As Woody mentions, there might be primordial BHs (black holes), with a wide range of masses, scattered through the cosmos. However, there is currently no observational evidence that they definitely exist, although very small primordial BHs might contribute to dark matter, and primordial BHs of all sizes might have been involved in the formation of the supermassive BHs found at the cores of most galaxies.

Stellar mass BHs are usually formed in core-collapse supernova explosions, when the core of a very massive star collapses at the end of its life. The explosion throws off a lot of matter at very high speed, and the remaining matter forms a neutron star or a black hole. If the star is not quite massive enough, it may collapse to a neutron star or BH without an accompanying explosion.

A supernova explosion is very energetic, and generally not very symmetrical, so the remnant neutron star or BH may receive a substantial kick, causing it to travel at a speed that's considerably higher than the other stars in its stellar neighbourhood. This is known as a pulsar kick.

It is generally accepted today that the average pulsar kick ranges from 200–500 km/s.
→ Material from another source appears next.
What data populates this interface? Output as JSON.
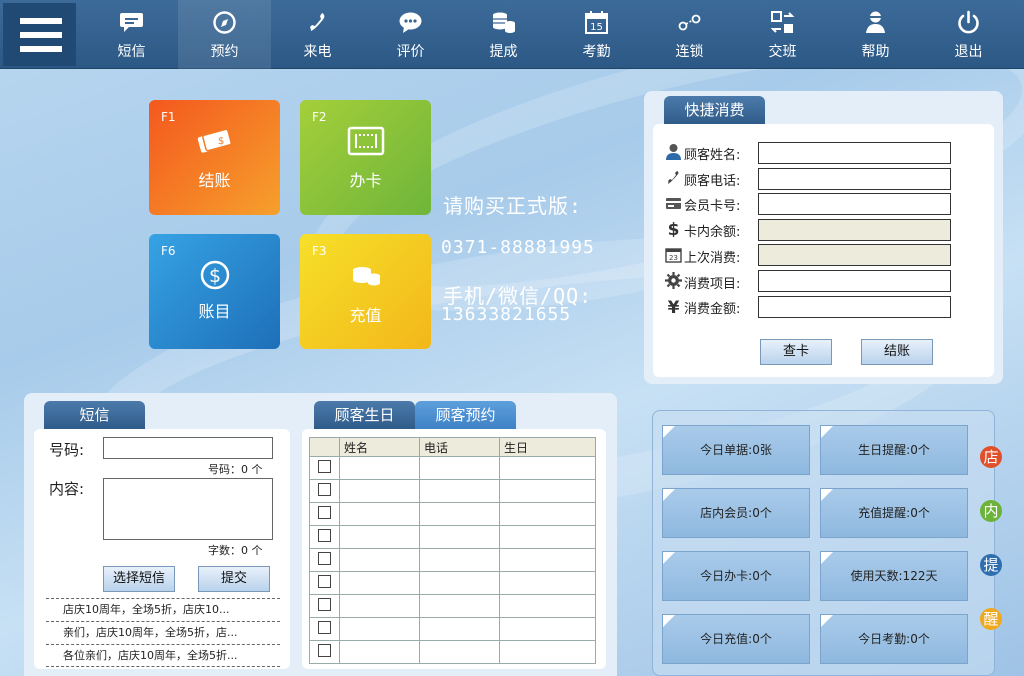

However, some pulsars have a much greater velocity. For example, the hypervelocity star B1508+55 has been reported to have a speed of 1100 km/s

And from Stellar kinematics

The neutron star RX J0822-4300 [...] was measured to move at a record speed of over 1,500 km/s (0.5% of the speed of light) 

Black holes can have similar speeds, but we have less data about them since they are so hard to detect, unless they are accreting matter, or have a visible companion.

So there could be hundreds or even thousands of high speed neutron stars and BHs travelling through the galaxy. However, as the saying goes, space is really big, and the odds of them colliding with another star system are quite small. And it's quite likely that their natal kick was in some random direction, sending them out of the galactic plane, where they're even less likely to encounter another star.

The smallest black holes formed via core collapse have a mass just under 3 solar masses, neutron stars range from about 1.4 to 2.4 solar masses. If such an object passed through the inner Solar System it could certainly disturb the orbits of the planets, even if it didn't actually collide with anything. A body moving at 1500 km/s could cross from one side of Neptune's orbit to the opposite side in around two months. Even if it didn't cause a major disruption to any orbits it would still modify the dynamics of the Solar System to some extent, affecting the eccentricity and inclination of the planet's orbits, and it could take a long time for the orbits to recover.

Note that if we somehow detected such a rogue BH or neutron star in our stellar neighbourhood at a distance of 10 light-years (roughly the distance to Sirius), moving at 1500 km/s, heading for our Solar System, it would take around 2000 years for it to get here.